Fui na casa de Ordep, lá é um paraíso de silêncio, de livros, de conversa sem crianças e sem tevê. Quando estou esgotada de tudo e quando me posso dar uma pausa, é um prêmio que concedo àquela derrotada que, por vontade própria, criou uma vidinha macabra para si. E quando e se ele aceita me ver. Ordep é um metódico extremado, insuportável, tirano. Gosto do sexo e gosto da conversa. Meu marido não merece isso, sei, mas eu mereço, eu mereço algo que me permita a sanidade, que não permita a loucura, o suicídio. Adoro a ideia de suicídio, a morte e a liberdade absoluta. Odeio campanhas antissuicídio, o suicídio é um direito, devia estar na carta da ONU ou qualquer bosta dessas.

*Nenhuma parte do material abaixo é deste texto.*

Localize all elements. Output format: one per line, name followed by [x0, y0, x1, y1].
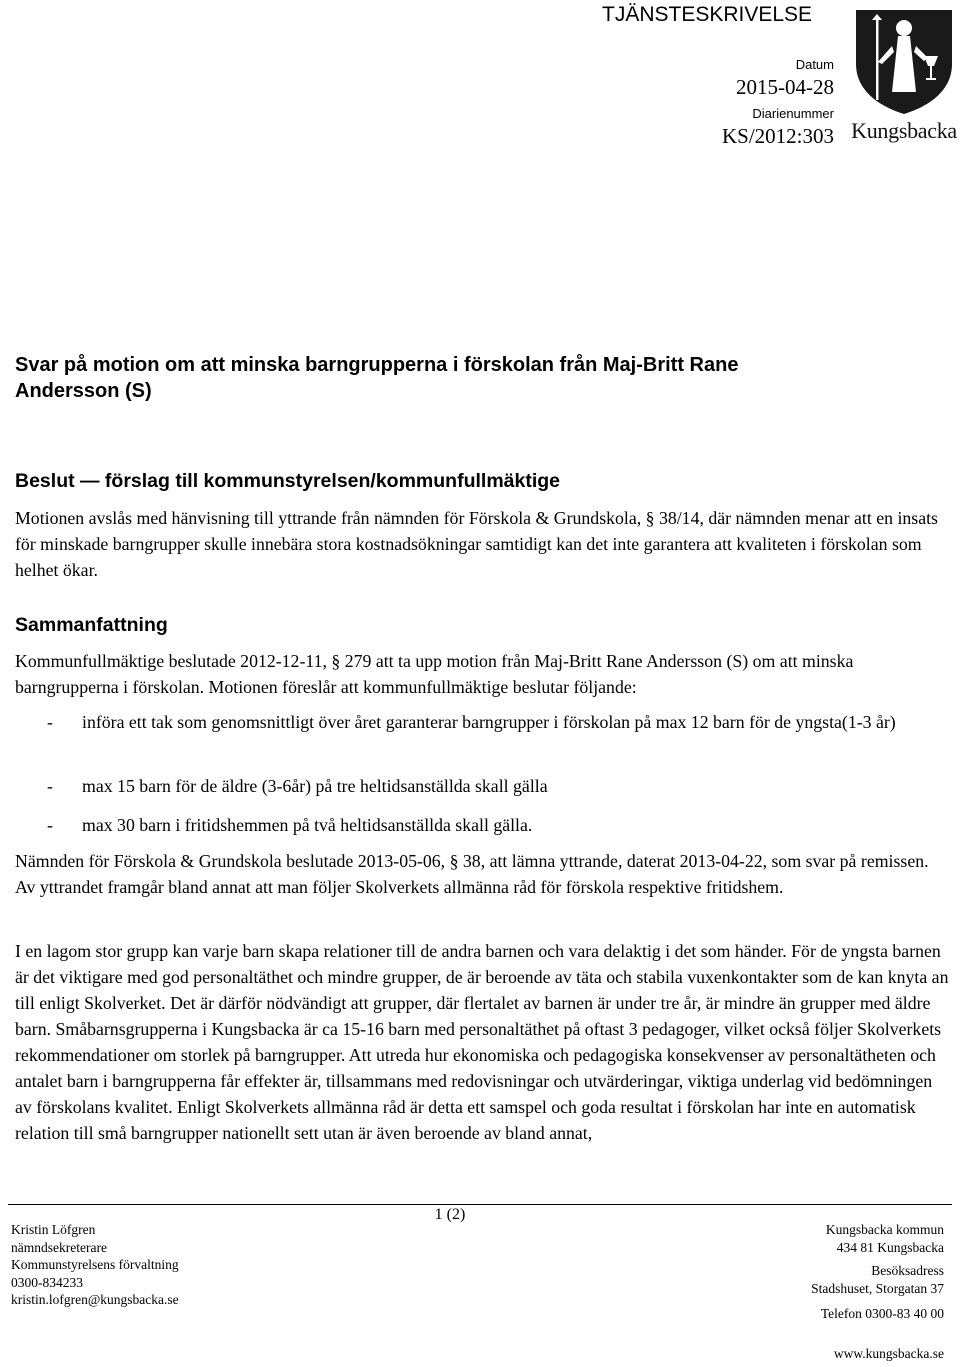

Fui na casa de Ordep, pedi a ele que me recebesse, por dentro quase implorava, às vezes ele não quer ser interrompido, grande bosta que ele faz, divagar, pensar, escrever, ler. Eu fico puta, eu tenho inveja da vida dele, não quero ter, e fico puta por ter, tendo. Fui lá e levava um livro, um livro que eu estava redescobrindo, uma coleção de poemas de Drummond, lia muito Drummond na adolescência, gostava da poesia seca e magra dele, parecida com aquele corpo dele, seco e magro. Aprendi com Dickens a não ter receio de repetir expressões e palavras, foda-se quem achar ruim.
Li para ele o Desaparecimento de Luísa Porto, um poema longo e estranho, me encanta. Depois da primeira leitura, li de novo. Ele pegou o livro e leu trechos. Saboreamos palavras e pedaços. A Rua Santos Óleos, a mãe enferma, erma de cuidados, a filha volatilizada, sumida, diluída.
Luísa saiu para fazer compras na feira da praça, não voltou, faz três meses. Estrábica, 37 anos, o olhar desviado e terno. O poema afirma e insiste: ela não se suicidou, ela não se matou. Fico maravilhada com aquele verso as ruas mudaram de rumo, e Luísa perdeu o caminho de casa. Imagino, à noite, as ruas se rearranjando, com barulho de engrenagens, como um mecanismo de composição de dominós. E a descrição do corpo e a fotografia da moça são disfarces de realidade mais intensa. A amiga de Luísa era uma moça desimpedida, mas Luísa, não, Luísa era casta e não tinha nem namorado.
Não precisa nem Freud para saber que eu é que queria me volatilizar, desaparecer, ir na esquina e não voltar. Não posso.
Naquele restinho de tarde roubado, a gente nem se uniu, as relações carnais de Marcel, a gente só ficou junto pensando com o livro de Carlos nas mãos.